Vendredi 3 janvier au petit matin, un convoi de véhicules tout-terrain quitte l’aéroport de Bagdad. Dans l’un d’entre eux, se trouve le général Qassem Soleimani, chef de la branche extérieure des Gardiens de la révolution islamique (la force Al-Qods), architecte de la politique de l’Iran au Moyen-Orient et sans doute numéro 2 occulte du régime iranien.Quelques drones américains et c’en est fini du légendaire général. Parmi les accompagnateurs du haut gradé iranien, le numéro deux de la plus puissante milice chiite irakienne, Abou Mahdi Al-Mohandis, lui aussi tué par les frappes américaines (son élimination, dans d’autres circonstances, aurait en elle-même constitué un événement considérable).

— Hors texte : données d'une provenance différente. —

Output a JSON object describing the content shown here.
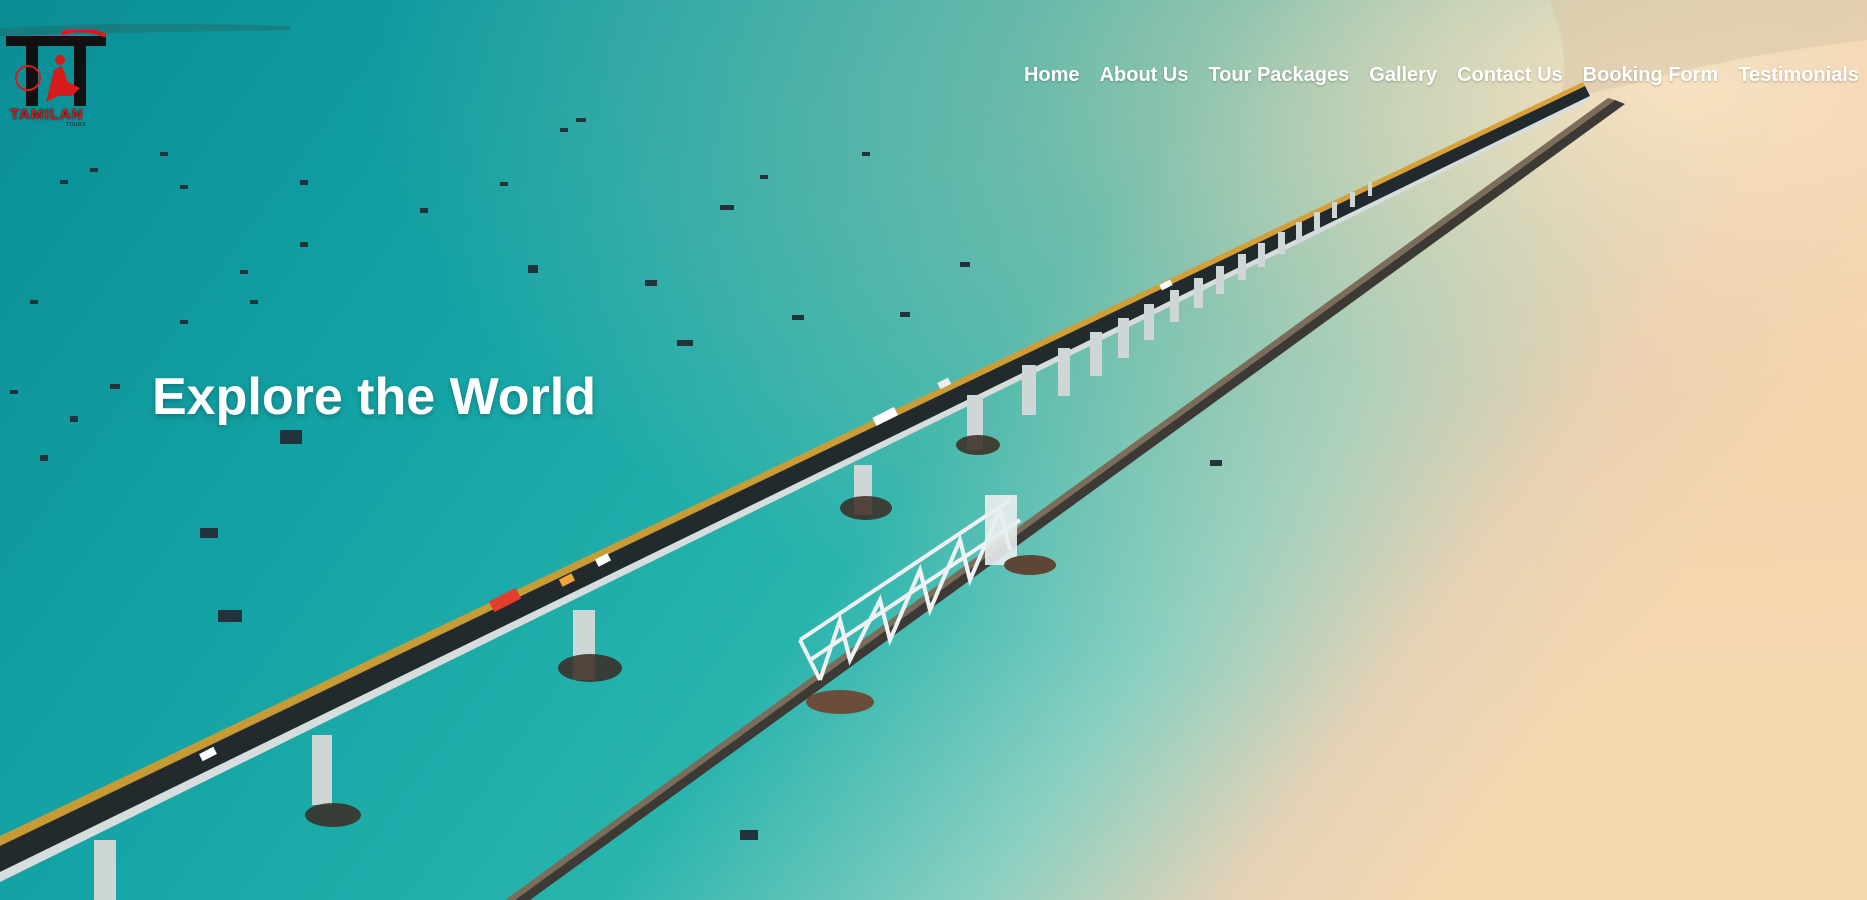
{
  "brand": {
    "logo_initials": "TT",
    "logo_name": "TAMILAN",
    "logo_subtitle": "TOURS",
    "colors": {
      "logo_red": "#d71b1b",
      "logo_black": "#111111"
    }
  },
  "nav": {
    "items": [
      {
        "label": "Home"
      },
      {
        "label": "About Us"
      },
      {
        "label": "Tour Packages"
      },
      {
        "label": "Gallery"
      },
      {
        "label": "Contact Us"
      },
      {
        "label": "Booking Form"
      },
      {
        "label": "Testimonials"
      }
    ]
  },
  "hero": {
    "headline": "Explore the World",
    "image_subject": "aerial view of a long sea bridge and a railway bridge over turquoise water with boats",
    "colors": {
      "sea": "#14a3a4",
      "sky_glow": "#f5d9b0",
      "text": "#ffffff"
    }
  }
}
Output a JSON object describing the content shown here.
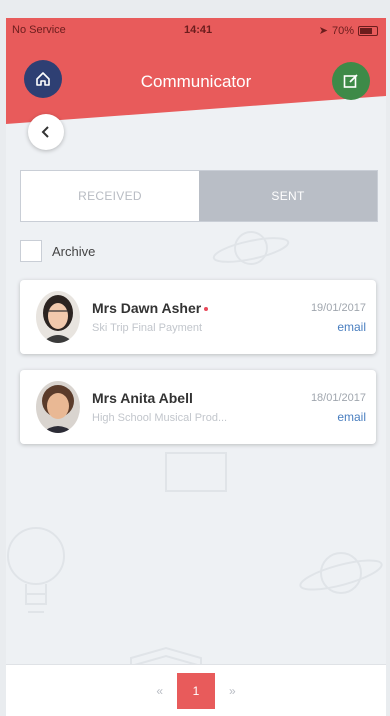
{
  "status_bar": {
    "carrier": "No Service",
    "time": "14:41",
    "battery": "70%"
  },
  "header": {
    "title": "Communicator"
  },
  "tabs": [
    {
      "label": "RECEIVED",
      "active": false
    },
    {
      "label": "SENT",
      "active": true
    }
  ],
  "archive": {
    "label": "Archive",
    "checked": false
  },
  "messages": [
    {
      "name": "Mrs Dawn Asher",
      "unread": true,
      "subject": "Ski Trip Final Payment",
      "date": "19/01/2017",
      "type": "email"
    },
    {
      "name": "Mrs Anita Abell",
      "unread": false,
      "subject": "High School Musical Prod...",
      "date": "18/01/2017",
      "type": "email"
    }
  ],
  "pagination": {
    "prev": "«",
    "current": "1",
    "next": "»"
  },
  "colors": {
    "header_red": "#e85b5b",
    "home_button": "#2e3f73",
    "compose_button": "#3e8a48",
    "link_blue": "#4a7fc0",
    "tab_active": "#b9bec6"
  },
  "icons": {
    "home": "home-icon",
    "compose": "compose-icon",
    "back": "chevron-left-icon"
  }
}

Le général Soleimani était particulièrement détesté par les militaires américains pour le rôle qu’il avait joué en soutien à l’insurrection sunnite irakienne contre l’occupation de l’armée américaine après la chute de Saddam Hussein. On peut donc penser que ses nombreux déplacements dans la région étaient suivis très attentivement depuis longtemps par les services américains. Il avait fait l’objet jusqu’ici d’une sorte d’immunité – d’où d’ailleurs son imprudente habitude de surgir sur tous les théâtres de la région – pour une raison évidente : du fait de son importance même dans le dispositif iranien, il était admis que toute attaque contre lui entraînerait des représailles féroces de la part de l’Iran, visant notamment les soldats et citoyens américains stationnés en Irak ou dans la région. Le coût d’une élimination du chef de la force Al-Qods était donc jugé trop élevé par rapport aux avantages que l’on pouvait en attendre.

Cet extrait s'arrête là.